Elegant variation is a phrase coined by Henry Watson Fowler referring to the unnecessary use of synonyms to denote a single thing. In A Dictionary of Modern English Usage (1926) he says:
- It is the second-rate writers, those intent rather on expressing themselves prettily than on conveying their meaning clearly, & still more those whose notions of style are based on a few misleading rules of thumb, that are chiefly open to the allurements of elegant variation. . . . The fatal influence . . . is the advice given to young writers never to use the same word twice in a sentence — or within 20 lines or other limit.
In the 1920s, when Fowler coined the term "elegant variation", the word elegant had a since-lost pejorative connotation of “precious over-refinement”. In The Oxford Dictionary of American Usage and Style, Bryan Garner unambiguously recast the term as inelegant variation.
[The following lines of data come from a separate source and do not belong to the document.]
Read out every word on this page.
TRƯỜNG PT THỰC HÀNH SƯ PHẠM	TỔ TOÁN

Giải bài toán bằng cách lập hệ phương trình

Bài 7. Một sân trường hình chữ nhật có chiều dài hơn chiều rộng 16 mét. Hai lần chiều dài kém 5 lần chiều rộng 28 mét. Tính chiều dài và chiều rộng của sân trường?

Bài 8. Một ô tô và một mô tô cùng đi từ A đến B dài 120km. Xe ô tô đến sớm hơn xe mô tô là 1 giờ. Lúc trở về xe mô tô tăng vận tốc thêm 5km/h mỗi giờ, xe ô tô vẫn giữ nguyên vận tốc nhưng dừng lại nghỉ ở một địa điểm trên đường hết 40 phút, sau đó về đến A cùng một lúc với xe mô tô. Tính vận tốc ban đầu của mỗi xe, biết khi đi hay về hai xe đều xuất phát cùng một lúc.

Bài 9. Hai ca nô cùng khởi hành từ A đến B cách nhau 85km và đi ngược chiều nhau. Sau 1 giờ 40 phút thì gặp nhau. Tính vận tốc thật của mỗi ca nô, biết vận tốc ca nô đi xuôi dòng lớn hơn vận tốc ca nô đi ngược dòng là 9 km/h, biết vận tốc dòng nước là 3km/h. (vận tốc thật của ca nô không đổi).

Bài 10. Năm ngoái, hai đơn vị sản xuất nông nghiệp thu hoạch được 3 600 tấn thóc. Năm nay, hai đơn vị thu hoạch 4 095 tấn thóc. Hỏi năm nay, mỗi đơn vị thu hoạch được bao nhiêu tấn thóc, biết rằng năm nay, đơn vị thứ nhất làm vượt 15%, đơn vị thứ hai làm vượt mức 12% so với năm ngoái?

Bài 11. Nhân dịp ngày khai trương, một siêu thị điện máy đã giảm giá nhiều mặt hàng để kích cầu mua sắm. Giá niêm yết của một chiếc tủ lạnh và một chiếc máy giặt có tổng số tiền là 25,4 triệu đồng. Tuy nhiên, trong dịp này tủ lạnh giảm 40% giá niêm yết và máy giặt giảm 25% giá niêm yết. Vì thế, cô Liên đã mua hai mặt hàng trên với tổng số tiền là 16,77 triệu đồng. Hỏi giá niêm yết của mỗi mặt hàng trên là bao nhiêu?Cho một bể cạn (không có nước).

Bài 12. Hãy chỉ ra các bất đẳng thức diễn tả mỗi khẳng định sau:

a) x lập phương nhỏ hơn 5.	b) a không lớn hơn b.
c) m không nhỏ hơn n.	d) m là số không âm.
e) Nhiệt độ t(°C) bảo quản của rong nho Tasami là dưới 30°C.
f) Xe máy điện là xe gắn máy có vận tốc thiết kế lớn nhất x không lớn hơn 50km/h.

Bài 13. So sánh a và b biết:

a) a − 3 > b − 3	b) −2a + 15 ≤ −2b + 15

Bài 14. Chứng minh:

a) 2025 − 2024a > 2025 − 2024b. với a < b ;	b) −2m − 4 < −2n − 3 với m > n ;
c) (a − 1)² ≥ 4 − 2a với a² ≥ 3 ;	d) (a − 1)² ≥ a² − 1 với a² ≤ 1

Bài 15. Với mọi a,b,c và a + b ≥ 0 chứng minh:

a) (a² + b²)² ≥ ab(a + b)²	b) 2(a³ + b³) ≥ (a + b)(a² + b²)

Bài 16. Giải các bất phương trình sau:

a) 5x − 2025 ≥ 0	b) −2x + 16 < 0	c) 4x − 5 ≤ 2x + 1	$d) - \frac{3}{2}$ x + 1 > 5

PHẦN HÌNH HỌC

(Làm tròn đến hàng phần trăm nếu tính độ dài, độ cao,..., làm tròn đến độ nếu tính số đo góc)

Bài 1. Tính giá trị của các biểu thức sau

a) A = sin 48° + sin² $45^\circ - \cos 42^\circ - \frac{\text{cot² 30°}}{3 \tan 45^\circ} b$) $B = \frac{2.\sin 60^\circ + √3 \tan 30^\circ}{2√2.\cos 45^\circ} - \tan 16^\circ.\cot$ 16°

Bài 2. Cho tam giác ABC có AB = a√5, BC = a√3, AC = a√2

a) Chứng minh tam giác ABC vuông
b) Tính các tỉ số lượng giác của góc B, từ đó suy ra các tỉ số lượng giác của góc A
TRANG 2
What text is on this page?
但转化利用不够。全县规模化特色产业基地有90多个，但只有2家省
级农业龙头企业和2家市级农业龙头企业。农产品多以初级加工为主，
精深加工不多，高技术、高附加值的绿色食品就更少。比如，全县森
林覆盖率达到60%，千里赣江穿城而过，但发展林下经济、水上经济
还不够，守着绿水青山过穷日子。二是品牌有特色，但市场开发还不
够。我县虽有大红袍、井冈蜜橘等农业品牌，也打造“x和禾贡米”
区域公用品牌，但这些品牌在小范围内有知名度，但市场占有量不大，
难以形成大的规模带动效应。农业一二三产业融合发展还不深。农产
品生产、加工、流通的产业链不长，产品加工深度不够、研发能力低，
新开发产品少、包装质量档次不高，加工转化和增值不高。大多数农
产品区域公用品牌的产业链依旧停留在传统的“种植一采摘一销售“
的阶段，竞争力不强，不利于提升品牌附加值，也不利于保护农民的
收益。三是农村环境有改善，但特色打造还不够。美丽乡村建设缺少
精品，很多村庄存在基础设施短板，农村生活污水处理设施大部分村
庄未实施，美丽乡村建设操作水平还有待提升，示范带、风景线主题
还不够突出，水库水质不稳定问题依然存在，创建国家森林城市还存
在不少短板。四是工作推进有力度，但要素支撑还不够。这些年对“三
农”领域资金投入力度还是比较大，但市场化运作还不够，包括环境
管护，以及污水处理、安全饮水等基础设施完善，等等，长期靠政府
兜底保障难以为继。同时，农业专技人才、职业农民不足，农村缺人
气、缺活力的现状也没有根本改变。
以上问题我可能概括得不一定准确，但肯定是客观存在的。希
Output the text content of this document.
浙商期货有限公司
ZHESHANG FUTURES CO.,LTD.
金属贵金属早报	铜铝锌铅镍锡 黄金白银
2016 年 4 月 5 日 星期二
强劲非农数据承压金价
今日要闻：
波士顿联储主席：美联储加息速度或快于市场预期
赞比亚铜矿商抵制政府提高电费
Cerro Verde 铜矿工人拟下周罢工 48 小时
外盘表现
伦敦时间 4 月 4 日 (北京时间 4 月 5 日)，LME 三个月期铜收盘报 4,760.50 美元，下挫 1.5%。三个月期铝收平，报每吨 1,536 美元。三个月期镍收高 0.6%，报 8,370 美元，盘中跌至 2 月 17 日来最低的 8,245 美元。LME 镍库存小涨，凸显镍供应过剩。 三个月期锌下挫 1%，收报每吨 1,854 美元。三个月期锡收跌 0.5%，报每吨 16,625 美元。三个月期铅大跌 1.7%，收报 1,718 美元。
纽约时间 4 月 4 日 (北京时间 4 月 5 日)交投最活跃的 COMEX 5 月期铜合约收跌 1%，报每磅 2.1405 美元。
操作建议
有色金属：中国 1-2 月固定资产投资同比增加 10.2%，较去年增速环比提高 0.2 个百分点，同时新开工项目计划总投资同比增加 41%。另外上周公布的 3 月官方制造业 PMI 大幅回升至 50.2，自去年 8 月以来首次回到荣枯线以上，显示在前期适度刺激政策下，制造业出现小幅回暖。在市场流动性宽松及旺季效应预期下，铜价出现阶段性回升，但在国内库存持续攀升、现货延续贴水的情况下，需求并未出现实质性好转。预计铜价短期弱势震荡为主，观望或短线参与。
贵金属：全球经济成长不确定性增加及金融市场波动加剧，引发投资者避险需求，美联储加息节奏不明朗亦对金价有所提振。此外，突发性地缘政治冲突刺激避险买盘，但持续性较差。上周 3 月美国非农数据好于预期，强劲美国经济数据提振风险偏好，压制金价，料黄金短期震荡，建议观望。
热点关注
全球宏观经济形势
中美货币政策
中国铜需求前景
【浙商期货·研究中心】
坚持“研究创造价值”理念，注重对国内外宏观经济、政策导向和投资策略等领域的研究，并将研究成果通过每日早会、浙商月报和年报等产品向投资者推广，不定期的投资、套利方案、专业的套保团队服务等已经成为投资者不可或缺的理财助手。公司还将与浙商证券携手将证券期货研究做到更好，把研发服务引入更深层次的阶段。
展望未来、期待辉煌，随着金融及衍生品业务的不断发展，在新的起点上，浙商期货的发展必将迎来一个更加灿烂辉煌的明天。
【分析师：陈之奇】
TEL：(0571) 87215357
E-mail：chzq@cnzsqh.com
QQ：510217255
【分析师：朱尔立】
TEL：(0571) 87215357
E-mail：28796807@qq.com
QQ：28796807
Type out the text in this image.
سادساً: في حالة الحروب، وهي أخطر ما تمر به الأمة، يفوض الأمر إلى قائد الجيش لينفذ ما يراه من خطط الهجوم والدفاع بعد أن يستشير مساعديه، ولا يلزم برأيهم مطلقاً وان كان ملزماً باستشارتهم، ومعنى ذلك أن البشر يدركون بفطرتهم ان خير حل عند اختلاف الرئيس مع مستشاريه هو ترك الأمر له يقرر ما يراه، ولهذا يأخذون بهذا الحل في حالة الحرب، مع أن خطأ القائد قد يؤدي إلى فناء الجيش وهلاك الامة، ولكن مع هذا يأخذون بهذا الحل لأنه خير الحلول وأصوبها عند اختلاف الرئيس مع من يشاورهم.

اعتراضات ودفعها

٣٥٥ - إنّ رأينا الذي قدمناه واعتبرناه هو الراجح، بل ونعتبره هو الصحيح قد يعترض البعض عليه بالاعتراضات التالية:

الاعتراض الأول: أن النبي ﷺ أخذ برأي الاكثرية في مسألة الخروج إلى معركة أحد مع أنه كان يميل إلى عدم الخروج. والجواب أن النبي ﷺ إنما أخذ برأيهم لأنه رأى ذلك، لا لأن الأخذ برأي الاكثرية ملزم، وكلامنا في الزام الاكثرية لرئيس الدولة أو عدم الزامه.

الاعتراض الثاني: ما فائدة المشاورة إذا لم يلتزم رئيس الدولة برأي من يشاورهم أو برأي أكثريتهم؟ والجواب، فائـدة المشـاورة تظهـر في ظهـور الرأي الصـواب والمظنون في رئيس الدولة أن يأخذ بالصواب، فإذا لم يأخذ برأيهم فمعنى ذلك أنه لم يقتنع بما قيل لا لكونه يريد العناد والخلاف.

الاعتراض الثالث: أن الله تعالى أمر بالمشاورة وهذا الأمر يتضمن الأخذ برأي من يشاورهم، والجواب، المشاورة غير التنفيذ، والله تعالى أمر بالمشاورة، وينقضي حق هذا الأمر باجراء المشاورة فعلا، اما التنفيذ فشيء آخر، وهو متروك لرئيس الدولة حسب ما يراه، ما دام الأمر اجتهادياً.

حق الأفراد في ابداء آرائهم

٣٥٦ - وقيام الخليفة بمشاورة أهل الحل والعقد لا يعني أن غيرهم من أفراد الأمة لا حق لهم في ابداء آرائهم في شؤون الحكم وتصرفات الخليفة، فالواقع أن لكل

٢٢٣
Read more about Elegant Variation: Examples, In Poetry, In Other Languages
Famous quotes containing the word elegant:
“You cannot have one well-bred man without a whole society of such. They keep each other up to any high point. Especially women;Mit requires a great many cultivated women,saloons of bright, elegant, reading women, accustomed to ease and refinement, to spectacles, pictures, sculpture, poetry, and to elegant society, in order that you have one Madame de Staël.”